Referring to a city by its airport code

This thread got me thinking about this. In the six years I have lived in Portland, I have been baffled by why people refer to this city as “PDX,” after the city’s airport. No offense to anyone, but I think it’s retarded.

So, why? “PDX” has more syllables than “Portland.” Or is it to avoid the agony of having to type five extra characters?

Do the people of any other major metro areas do this?

My mother refers to her city as JAX, but we usually only talk about it in the context of my airport arrival.

I think they do it because there’s a lot of "Portland"s in the USA, and the airport codes are unique.
The only other citizens of a city I’ve noticed doing this is Milwaukee. I don’t know why they do it.

Hipsters do it in Columbus. It makes me want to punch them.

Maybe to differentiate it from the other major Portland? I’ve never heard of any city referred to by its airport code. Most major cities have multiple airports anyway.

I don’t know about “major metro area” (population is just over 200,000), but younger Aberdonians - maybe up to 40 y.o. - will typically refer to Aberdeen, UK, as “ABZ”. This is definitely a reference to the airport code. Very common in texts and emails - I’ve never heard it in conversation.

I think it reflects a general tendency to shorten words.

My first thought upon reading that you live in Portland was, “Which one?” Porvidin either the airport code or the state tells me that info.

I don’t know of any other city that does that, however, off the top of my head. Here in Chicago, for example, we’d have at least two to choose from, and plugging “CHI” into most travel websites will search on flights out of both ORD and MDW.

I assume you mean CMH and not CSG, but I don’t know any hipsters in Columbus OH, and perhaps therefore don’t know anyone who even refers to the airport as CMH: it’s “the airport” or “Port Columbus”.

I’ve seen this done for PDX, DFW, HOU, SFO, MIA, and ATL.

I was just noticing that the trend seems to be pronounced in the NBA. Both Suns and Hawks have their airport abbreviation on their floor/uniforms (at least some of the time). Do the Trailblazers?

Come down Gay Street.
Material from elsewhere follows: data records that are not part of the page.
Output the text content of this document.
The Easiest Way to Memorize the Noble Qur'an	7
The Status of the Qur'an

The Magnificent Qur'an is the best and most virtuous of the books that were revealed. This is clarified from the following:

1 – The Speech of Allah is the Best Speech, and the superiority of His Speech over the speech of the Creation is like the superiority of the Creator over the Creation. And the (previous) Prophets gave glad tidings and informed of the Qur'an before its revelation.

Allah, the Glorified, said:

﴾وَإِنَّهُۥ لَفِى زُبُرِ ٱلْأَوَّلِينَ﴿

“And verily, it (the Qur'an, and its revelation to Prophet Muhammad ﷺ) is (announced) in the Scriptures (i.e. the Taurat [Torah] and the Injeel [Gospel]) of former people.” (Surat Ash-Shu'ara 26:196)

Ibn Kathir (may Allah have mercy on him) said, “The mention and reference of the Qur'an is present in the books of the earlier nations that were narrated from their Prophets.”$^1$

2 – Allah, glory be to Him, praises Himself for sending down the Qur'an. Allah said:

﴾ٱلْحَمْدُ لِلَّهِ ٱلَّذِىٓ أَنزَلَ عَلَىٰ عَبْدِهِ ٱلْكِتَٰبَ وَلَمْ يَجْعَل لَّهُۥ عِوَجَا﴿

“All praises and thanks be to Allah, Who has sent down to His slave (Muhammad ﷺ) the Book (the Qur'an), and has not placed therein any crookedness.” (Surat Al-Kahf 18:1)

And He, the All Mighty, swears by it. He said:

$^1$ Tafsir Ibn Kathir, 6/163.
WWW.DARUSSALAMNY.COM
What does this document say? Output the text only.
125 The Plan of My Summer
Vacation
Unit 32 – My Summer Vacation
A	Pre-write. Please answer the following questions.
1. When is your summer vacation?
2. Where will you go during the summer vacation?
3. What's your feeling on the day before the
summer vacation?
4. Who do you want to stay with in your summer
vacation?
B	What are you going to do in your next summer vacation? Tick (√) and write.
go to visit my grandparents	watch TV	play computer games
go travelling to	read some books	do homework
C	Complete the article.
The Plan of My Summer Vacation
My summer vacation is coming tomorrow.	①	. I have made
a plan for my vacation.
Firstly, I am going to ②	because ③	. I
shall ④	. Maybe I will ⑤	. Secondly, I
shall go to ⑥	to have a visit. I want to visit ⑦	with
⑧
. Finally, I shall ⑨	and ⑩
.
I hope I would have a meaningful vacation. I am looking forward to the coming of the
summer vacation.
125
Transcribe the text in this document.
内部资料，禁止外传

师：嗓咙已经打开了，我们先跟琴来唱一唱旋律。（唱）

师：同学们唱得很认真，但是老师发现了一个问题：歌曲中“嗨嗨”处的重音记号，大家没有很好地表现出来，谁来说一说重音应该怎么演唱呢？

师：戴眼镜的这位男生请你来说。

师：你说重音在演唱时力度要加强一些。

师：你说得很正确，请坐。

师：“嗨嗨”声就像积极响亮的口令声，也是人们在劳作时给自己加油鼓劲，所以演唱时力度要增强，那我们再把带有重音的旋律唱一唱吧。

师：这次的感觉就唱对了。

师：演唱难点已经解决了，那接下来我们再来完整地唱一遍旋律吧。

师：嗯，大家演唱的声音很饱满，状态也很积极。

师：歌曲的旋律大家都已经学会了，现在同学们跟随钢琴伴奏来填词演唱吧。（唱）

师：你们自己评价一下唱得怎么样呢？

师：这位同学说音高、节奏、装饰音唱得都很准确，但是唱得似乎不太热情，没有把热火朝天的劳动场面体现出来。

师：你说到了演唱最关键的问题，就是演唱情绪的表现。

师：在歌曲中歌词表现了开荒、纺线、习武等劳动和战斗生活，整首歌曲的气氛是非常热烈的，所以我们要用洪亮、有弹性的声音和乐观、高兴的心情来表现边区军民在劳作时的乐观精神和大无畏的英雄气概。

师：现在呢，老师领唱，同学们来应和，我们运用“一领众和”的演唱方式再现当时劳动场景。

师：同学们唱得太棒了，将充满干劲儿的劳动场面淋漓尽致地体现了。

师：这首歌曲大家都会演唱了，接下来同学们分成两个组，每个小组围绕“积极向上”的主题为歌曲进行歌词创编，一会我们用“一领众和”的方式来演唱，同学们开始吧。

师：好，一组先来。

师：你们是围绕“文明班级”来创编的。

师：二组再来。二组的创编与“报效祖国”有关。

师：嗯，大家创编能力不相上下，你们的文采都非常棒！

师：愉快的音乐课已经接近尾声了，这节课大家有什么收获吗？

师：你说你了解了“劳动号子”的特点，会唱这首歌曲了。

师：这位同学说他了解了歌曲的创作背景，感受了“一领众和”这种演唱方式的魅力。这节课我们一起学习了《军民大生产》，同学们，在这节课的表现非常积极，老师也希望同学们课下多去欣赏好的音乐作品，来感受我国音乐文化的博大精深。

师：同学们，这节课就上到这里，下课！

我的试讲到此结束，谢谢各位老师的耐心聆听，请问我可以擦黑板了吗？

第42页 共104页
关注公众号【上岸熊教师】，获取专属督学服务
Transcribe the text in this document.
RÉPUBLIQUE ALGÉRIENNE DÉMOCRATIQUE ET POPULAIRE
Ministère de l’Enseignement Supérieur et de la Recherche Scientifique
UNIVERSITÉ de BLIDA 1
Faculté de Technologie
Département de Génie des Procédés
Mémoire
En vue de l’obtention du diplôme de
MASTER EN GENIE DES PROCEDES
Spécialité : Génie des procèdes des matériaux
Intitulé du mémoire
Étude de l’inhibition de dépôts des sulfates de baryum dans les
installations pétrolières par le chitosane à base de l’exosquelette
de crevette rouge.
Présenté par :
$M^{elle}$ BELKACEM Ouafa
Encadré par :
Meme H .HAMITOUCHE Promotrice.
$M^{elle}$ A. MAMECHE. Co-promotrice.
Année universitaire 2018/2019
There’s enough tight black jeans and fixies to make me want to get all stabby.

The X stands for the unknown, or the strange.

I live outside of the vast metropolis that is Portland and I always read PDX as Pretty Damn Strange.

Do people really get confused over the two Portlands? The one in Maine is so small, I’d think that the default city people think of would be the one in Oregon. But maybe I think that because I’ve lived on the West Coast all my life.

Never happens in Fresno.

Bob and Tom (syndicated morning radio show) has a reoccurring character, Kenny Tarmac, who is an obnoxious yuppie salesman type always at the airport. He is constantly talking too loud on his cell, and referring to the cities he visits by their airport code.

For them to do reoccurring comedy bit about the airport code thing, it must be a prevalent enough practice to be found funny /obnoxious in real life.

I do it, but mostly because my major client right now is an airline, and that’s just how everyone speaks. I actually try not to do it when not talking to work people, but sometimes it slips.

Yeah, unfortunate identifier.

Present!

I do it because the first message board I was on had lots of people using their city followed by a variant of Cane, and I didn’t want to be MilwaukeeCane. My dad worked for an airline, so I picked up the airport code for Milwaukee for my name. This was back in '02 or so I’d guess. I use MKE just for the shorthand when writing, but never refer to it as “the M K E” or anything like that. For example, I’m taking a road trip in a couple months to see some friends in different cities. When I was sorting out the dates, it was easier to just write the three letters for the cities I’ll be visiting than repeating Milwaukee over and over when I emailed the various parties involved.

There was also a free weekly newspaper here a few years ago called MKE, so that may be why others have picked up on it. I’m not sure why the paper picked that name, though, and it’s now defunct.

I don’t use airport identifiers when I’m talking about a city; but it’s easier to type SMO or SFO instead of Santa Monica or San Francisco when I’m writing an email.

I only do that for Sioux City “SUX,” Iowa.

I can’t recall when people started using PDX for the city. I think it started in the 90s when adding an X to everything made it sound cooler. It is so prevalent here that I don’t think of the airport as PDX, the city is PDX. The airport is the airport in PDX, or Portland International.